Genome-wide association mapping

SNP marker data from the 9 k and the 90 k arrays were analyzed independently. Design matrices for additive and dominance effects were specified for the hybrids and their parental lines according to the F_∞ metric (Falconer and Mackay, 1996). As a consequence of the F_∞ metric, SNP frequency has no influence on the estimated genetic effects under the assumption of absence of epistasis. Data from each environment were used in association mapping scans with correcting for population stratification with a kinship matrix (Zhao et al., 2013). The kinship matrices for the inbred lines and hybrids were modeled as described previously (Reif et al., 2011; Zhao et al., 2013). Briefly, we estimated the coancestry coefficients θ_ij between inbreds i and j on the basis of marker data as θ_ij=1+(S_ij –1)/(1–T), where S_ij is the proportion of marker loci with shared variants between inbreds i and j and T is the average probability that a variant from one parent of inbred i and a variant from one parent of inbred j are alike in state, given that they are not identical by descent. T was set as minimum of (1–S_ij) values. The kinship matrix for the parental lines was modeled using twice the estimated coancestry coefficients θ_ij between inbreds i and j on the basis of marker data. The general combining ability effects reflect the additive effects of the hybrids (Hallauer and Miranda, 1981). Therefore, the kinship matrix for the hybrids modeled the covariance among general combining ability effects (Zhao et al., 2013).

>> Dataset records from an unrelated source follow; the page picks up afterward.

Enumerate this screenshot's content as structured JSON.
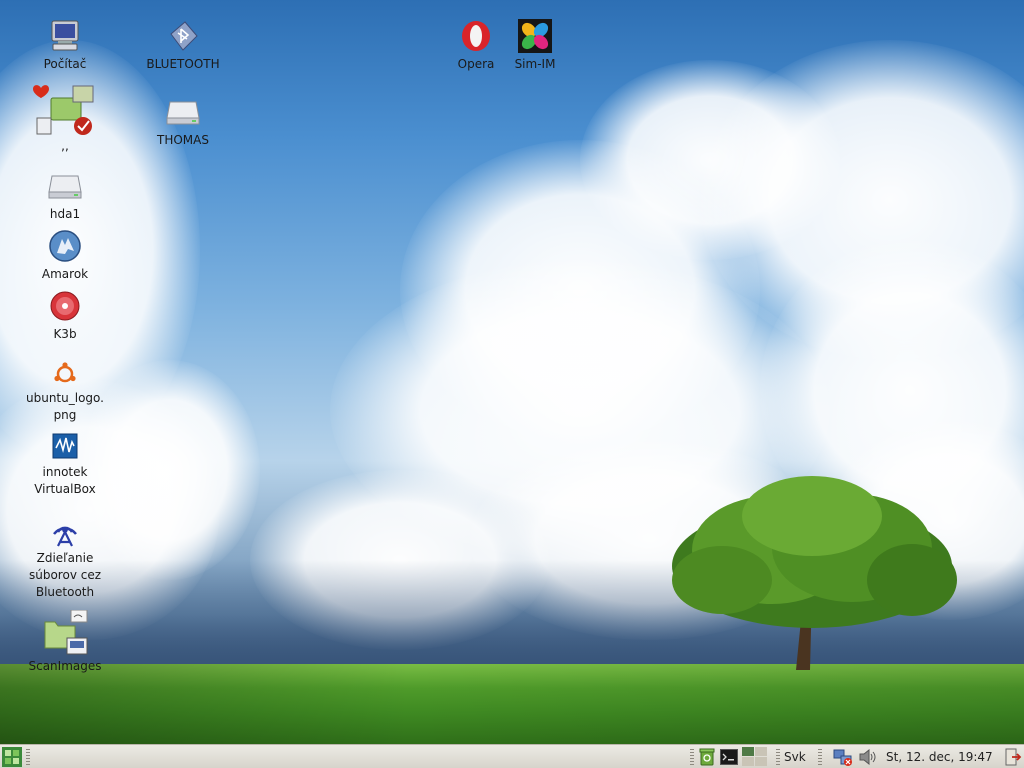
{
  "desktop": {
    "icons": [
      {
        "id": "computer",
        "label": "Počítač",
        "icon": "computer-icon"
      },
      {
        "id": "bluetooth-file",
        "label": "BLUETOOTH",
        "icon": "bluetooth-file-icon"
      },
      {
        "id": "bundle",
        "label": ",,",
        "icon": "folder-bundle-icon"
      },
      {
        "id": "thomas",
        "label": "THOMAS",
        "icon": "drive-icon"
      },
      {
        "id": "hda1",
        "label": "hda1",
        "icon": "drive-icon"
      },
      {
        "id": "amarok",
        "label": "Amarok",
        "icon": "amarok-wolf-icon"
      },
      {
        "id": "k3b",
        "label": "K3b",
        "icon": "disc-icon"
      },
      {
        "id": "ubuntu-logo",
        "label": "ubuntu_logo.\npng",
        "icon": "ubuntu-logo-icon"
      },
      {
        "id": "virtualbox",
        "label": "innotek\nVirtualBox",
        "icon": "virtualbox-icon"
      },
      {
        "id": "bt-share",
        "label": "Zdieľanie\nsúborov cez\nBluetooth",
        "icon": "bluetooth-share-icon"
      },
      {
        "id": "scanimages",
        "label": "ScanImages",
        "icon": "folder-scan-icon"
      },
      {
        "id": "opera",
        "label": "Opera",
        "icon": "opera-icon"
      },
      {
        "id": "sim-im",
        "label": "Sim-IM",
        "icon": "sim-im-icon"
      }
    ]
  },
  "taskbar": {
    "keyboard_layout": "Svk",
    "clock": "St, 12. dec, 19:47",
    "tray_icons": [
      "recycle-icon",
      "terminal-icon",
      "pager-icon",
      "network-icon",
      "volume-icon",
      "logout-icon"
    ]
  },
  "colors": {
    "taskbar_bg": "#dcd9d0",
    "label_text": "#1a1a1a"
  }
}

Genome-wide scans for marker–trait associations were conducted to detect main-effect QTL. The Bonferroni–Holm procedure (Holm, 1979) was applied to correct for multiple testing at different significance levels (P<0.10, P<0.05, P<0.01, P<0.001 and P<0.0001). The total proportion of phenotypic variance explained by the detected QTL was calculated by fitting all QTL simultaneously in a linear model to obtain R²_adj. The proportion of the genotypic variance explained by all QTL was calculated as the ratio of p_G=R²_adj/h², with h² referring to the heritability on an entry-mean basis. All statistical analyses were performed using the software ASReml-R 3.0 (Butler et al., 2009).

Cross-validation

The accuracy of the prediction of genotypic values from marker effects was checked by cross-validation tests based on splitting the total data set into estimation and test sets. As in factorial mating designs relatedness between estimation and test set influences prediction accuracy, we followed the suggestion of Schrag et al. (2009) and sampled estimation sets consisting of 10 (out of 15) male and 80 (out of 120) female parental lines as well as 610 hybrids derived from them (Figure 1b). The sampling of the male and female lines was performed at random and the sampling scheme is available upon request. From the remaining hybrids, test sets with three successively decreasing degrees of relatedness to the estimation set were formed. Test set T2 most closely related to the estimation set included only hybrids derived from the same parents as the hybrids that had been evaluated, while the less related test set T1 included hybrids sharing one parent (either female or male parental line) with the hybrids in the estimation set and the least related test set T0 included only hybrids having no parents in common with the estimation set.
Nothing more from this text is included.